South Africa has recently had a significant increase of HIV positive patients enrolled on anti-retroviral treatment (ART). In 2009, almost 90,000 children and 840,000 adults were enrolled in the public sector ART programme . By 2011, ART was extended to 650,000 more people, increasing the total number on treatment to almost 1.6 million. The National Strategic Plan on HIV, STIs and TB (2012–2016) aims to have at least 80% of a total of 5.3 million HIV infected individuals on ART . The burden of disease associated with untreated HIV and AIDS is significant and is particularly felt at rural bio-medical health facilities due to Human Resources for Health (HRH) shortages .
South Africa’s ratio of doctors per population is 50:100,000. The minimum requirement for a middle income country like South Africa is 180:100,000 according to World Health Organization (WHO) guidelines . In South Africa it is estimated that of all doctor graduates, only about 3% end up working in rural areas . With 40% of the population living in rural areas, HRH in rural bio-medical facilities are overburdened due to understaffing and the burden falls mainly onto nurses. This has negative implications; specifically, on the quality of HIV and AIDS services. Such challenges have prompted this research which aims to determine whether traditional healers (THs) are in a position to assist in HIV prevention and treatment services.
The ratio of THs is double (five per 1000) than that of bio-medical health care workers (2.3 per 1000) to the population in Africa . In a context of an increasing burden of disease within South Africa and the subsequent HIV-related burden on public health facilities [4–6], THs, could potentially be utilised to alleviate this strain. Research indicates that mortality rates remain high amongst HIV positive individuals due to late initiation on treatment programmes . Patients simply are not presenting themselves early enough to be initiated on treatment, especially in rural areas . THs, who often are the initial health system contact for HIV patients, could refer them to the public sector treatment programme sooner, which could subsequently reduce morbidity rates.
Historically, the reliance on THs for health care has long been a norm amongst Black African people in sub-Saharan Africa. Data suggests that 80% of the Black African population consult THs for most of their health care needs [7–9]. The motivation behind the high rates of usage results from the focus on holistic healing offered by THs . Holistic healing incorporates the healing of the mind, body, soul and restoration of harmony between the elements comprising the hierarchy of beings, the living and the living dead [8, 11]. THs understand that an individual is relational, implying that “for good health, [the] individual and community must always be conscious of the symbiotic relationships between the living and the ancestors” .

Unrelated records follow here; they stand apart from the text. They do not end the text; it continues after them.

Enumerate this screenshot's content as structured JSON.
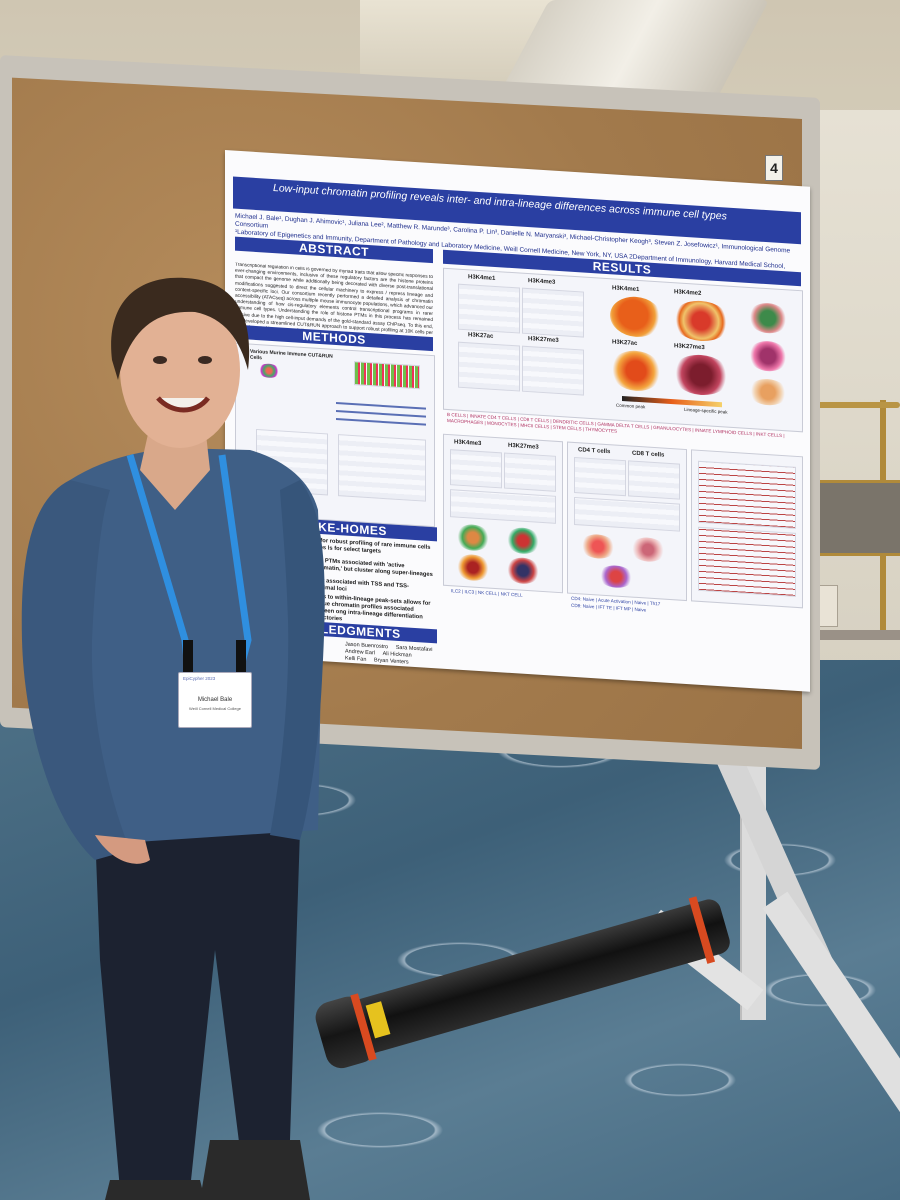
{
  "poster": {
    "booth_number": "4",
    "title": "Low-input chromatin profiling reveals inter- and intra-lineage differences across immune cell types",
    "authors": "Michael J. Bale¹, Dughan J. Ahimovic¹, Juliana Lee², Matthew R. Marunde³, Carolina P. Lin³, Danielle N. Maryanski³, Michael-Christopher Keogh³, Steven Z. Josefowicz¹, Immunological Genome Consortium",
    "affiliations": "¹Laboratory of Epigenetics and Immunity, Department of Pathology and Laboratory Medicine, Weill Cornell Medicine, New York, NY, USA  2Department of Immunology, Harvard Medical School, Boston, MA, USA  ³EpiCypher Inc., Durham, NC, USA",
    "sections": {
      "abstract": "ABSTRACT",
      "methods": "METHODS",
      "results": "RESULTS",
      "takehomes": "AKE-HOMES",
      "acknowledgments": "WLEDGMENTS"
    },
    "abstract_text": "Transcriptional regulation in cells is governed by myriad traits that allow specific responses to ever-changing environments, inclusive of these regulatory factors are the histone proteins that compact the genome while additionally being decorated with diverse post-translational modifications suggested to direct the cellular machinery to express / repress lineage and context-specific loci. Our consortium recently performed a detailed analysis of chromatin accessibility (ATACseq) across multiple mouse immunocyte populations, which advanced our understanding of how cis-regulatory elements control transcriptional programs in rarer immune cell types. Understanding the role of histone PTMs in this process has remained elusive due to the high cell-input demands of the gold-standard assay ChIPseq. To this end, we developed a streamlined CUT&RUN approach to support robust profiling at 10K cells per target in sorted immune populations.",
    "methods_labels": {
      "murine": "Various Murine Immune Cells",
      "cutrun": "CUT&RUN"
    },
    "results_labels": {
      "a_marks": [
        "H3K4me1",
        "H3K4me3",
        "H3K27ac",
        "H3K27me3"
      ],
      "b_marks": [
        "H3K4me1",
        "H3K4me2",
        "H3K27ac",
        "H3K27me3"
      ],
      "scale_left": "Common peak",
      "scale_right": "Lineage-specific peak",
      "cell_types": "B CELLS | INNATE CD4 T CELLS | CD8 T CELLS | DENDRITIC CELLS | GAMMA DELTA T CELLS | GRANULOCYTES | INNATE LYMPHOID CELLS | INKT CELLS | MACROPHAGES | MONOCYTES | MHCII CELLS | STEM CELLS | THYMOCYTES",
      "lower_marks": [
        "H3K4me3",
        "H3K27me3"
      ],
      "lower_cells": [
        "CD4 T cells",
        "CD8 T cells"
      ],
      "lineage_legend": "ILC2 | ILC3 | NK CELL | NKT CELL",
      "cd4_legend": "CD4: Naive | Acute Activation | Naive | Th17",
      "cd8_legend": "CD8: Naive | IFT TE | IFT MP | Naive"
    },
    "takehomes": [
      "ws for robust profiling of rare immune cells types ls for select targets",
      "tone PTMs associated with 'active chromatin,' but cluster along super-lineages",
      "rially associated with TSS and TSS-proximal loci",
      "alous to within-lineage peak-sets allows for unique chromatin profiles associated between ong intra-lineage differentiation trajectories"
    ],
    "ack_names": [
      [
        "Jason Buenrostro",
        "Sara Mostafavi"
      ],
      [
        "Andrew Earl",
        "Ali Hickman"
      ],
      [
        "Kelli Fan",
        "Bryan Venters"
      ]
    ]
  },
  "badge": {
    "logo": "EpiCypher 2023",
    "name": "Michael Bale",
    "org": "Weill Cornell Medical College"
  },
  "colors": {
    "poster_blue": "#2a3fa2",
    "shirt": "#3f5f86",
    "lanyard": "#2f8fe0",
    "tube_ring": "#d84a20",
    "tube_label": "#e6c21e"
  }
}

Most Black Africans consult THs and bio-medical practitioners concurrently [9, 10]. THs costs are usually much lower than bio-medical treatment . Regardless, “most Africans know that African priests, …… political leaders, kings, chiefs and even presidents all occasionally consult a traditional doctor at critical times in their lives” . THs have always been held in high esteem in African communities, due to their proximity to the community especially those in rural areas . In contrast, the bio-medical health system is often difficult to access, due to the distance to the nearest facility and the associated costs of getting there [12, 13]. Therefore, in the context of a lack of easily accessible bio-medical health facilities, high costs of transportation to these facilities and high rates of bio-medical staff attrition particularly in rural areas, THs could be used to assist in the HIV prevention and treatment effort.

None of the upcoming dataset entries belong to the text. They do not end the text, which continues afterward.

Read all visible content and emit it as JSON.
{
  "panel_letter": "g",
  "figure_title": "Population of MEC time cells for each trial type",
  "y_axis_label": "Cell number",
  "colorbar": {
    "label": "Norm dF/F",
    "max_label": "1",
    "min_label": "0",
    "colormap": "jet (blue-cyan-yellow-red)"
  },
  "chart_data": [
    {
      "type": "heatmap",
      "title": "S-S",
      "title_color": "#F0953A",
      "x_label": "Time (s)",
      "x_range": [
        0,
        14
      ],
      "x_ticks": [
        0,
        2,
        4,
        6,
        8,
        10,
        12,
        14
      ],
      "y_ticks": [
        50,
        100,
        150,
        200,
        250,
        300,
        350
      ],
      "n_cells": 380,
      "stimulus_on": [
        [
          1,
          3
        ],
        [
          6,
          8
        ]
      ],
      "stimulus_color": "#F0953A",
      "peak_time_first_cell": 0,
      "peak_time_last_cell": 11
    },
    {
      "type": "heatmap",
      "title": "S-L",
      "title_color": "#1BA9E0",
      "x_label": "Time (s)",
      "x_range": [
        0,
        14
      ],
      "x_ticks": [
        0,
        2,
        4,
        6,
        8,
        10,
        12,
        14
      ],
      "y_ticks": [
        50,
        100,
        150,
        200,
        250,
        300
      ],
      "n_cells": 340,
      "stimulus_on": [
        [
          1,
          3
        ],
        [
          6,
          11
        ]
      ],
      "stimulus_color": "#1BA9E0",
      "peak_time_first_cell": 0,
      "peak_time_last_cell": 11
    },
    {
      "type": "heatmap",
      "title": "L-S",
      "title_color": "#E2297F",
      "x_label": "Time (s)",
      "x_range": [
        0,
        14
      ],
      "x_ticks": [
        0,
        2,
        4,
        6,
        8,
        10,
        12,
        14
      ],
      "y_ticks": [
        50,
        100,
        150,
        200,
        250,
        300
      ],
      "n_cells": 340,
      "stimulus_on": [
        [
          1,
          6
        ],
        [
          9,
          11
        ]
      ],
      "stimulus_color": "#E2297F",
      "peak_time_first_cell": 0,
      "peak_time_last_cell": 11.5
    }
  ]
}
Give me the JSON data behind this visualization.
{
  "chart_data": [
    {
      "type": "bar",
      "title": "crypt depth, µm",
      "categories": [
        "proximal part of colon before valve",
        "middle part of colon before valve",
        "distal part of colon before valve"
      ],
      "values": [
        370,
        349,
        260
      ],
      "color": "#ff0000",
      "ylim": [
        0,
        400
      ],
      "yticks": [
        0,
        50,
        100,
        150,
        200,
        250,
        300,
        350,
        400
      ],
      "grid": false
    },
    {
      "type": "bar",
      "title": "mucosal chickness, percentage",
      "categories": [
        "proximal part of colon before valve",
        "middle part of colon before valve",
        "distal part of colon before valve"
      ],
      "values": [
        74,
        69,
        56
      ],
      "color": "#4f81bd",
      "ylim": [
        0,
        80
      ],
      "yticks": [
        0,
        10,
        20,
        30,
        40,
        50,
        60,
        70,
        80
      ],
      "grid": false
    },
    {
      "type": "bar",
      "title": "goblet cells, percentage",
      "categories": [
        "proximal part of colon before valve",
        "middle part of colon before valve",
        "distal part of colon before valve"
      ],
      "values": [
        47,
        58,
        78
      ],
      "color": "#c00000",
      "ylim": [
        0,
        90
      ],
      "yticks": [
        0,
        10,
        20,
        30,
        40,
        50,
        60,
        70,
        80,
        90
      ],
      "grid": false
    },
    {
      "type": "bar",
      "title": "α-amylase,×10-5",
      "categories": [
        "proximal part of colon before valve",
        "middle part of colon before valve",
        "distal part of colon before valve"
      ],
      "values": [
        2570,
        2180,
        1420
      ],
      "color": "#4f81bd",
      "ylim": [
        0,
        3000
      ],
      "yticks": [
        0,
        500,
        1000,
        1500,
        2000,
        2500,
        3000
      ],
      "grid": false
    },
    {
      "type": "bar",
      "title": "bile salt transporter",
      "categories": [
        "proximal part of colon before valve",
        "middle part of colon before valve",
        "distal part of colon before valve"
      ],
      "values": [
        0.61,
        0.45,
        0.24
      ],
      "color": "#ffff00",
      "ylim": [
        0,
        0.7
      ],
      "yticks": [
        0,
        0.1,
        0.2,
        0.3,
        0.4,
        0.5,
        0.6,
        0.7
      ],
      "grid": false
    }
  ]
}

It has been documented that over 60% of patients that THs attend to, have STIs and HIV and AIDS [13, 14]. However, THs are seen by many in the bio-medical system as unfit to assist in the correct diagnosis of symptoms and prevention and treatment of HIV and AIDS . Nurses were not willing to formally refer patients to THs whilst it was found that THs were open to referrals to public health facilities . This resistance by bio-medical practitioners to collaborate has been attributed to differences in paradigms , the unscientific nature of methods used by THs, their unsystematic management of the healing process, and an unwillingness of THs to share their knowledge . The stasis of bio-medical practitioners unwillingness to incorporate THs is concerning considering the increased burden of disease faced by health systems in Africa in the presence of the HIV epidemic.
In light of this situation, this paper attempts to answer the question as to whether THs are a suitable human resource to assist in the scaling up of HIV prevention and treatment services in South Africa. This involved assessing a sample of THs on their knowledge around effective HIV and AIDS prevention, diagnosis and treatment of symptoms and their willingness to interact with the bio-medical system.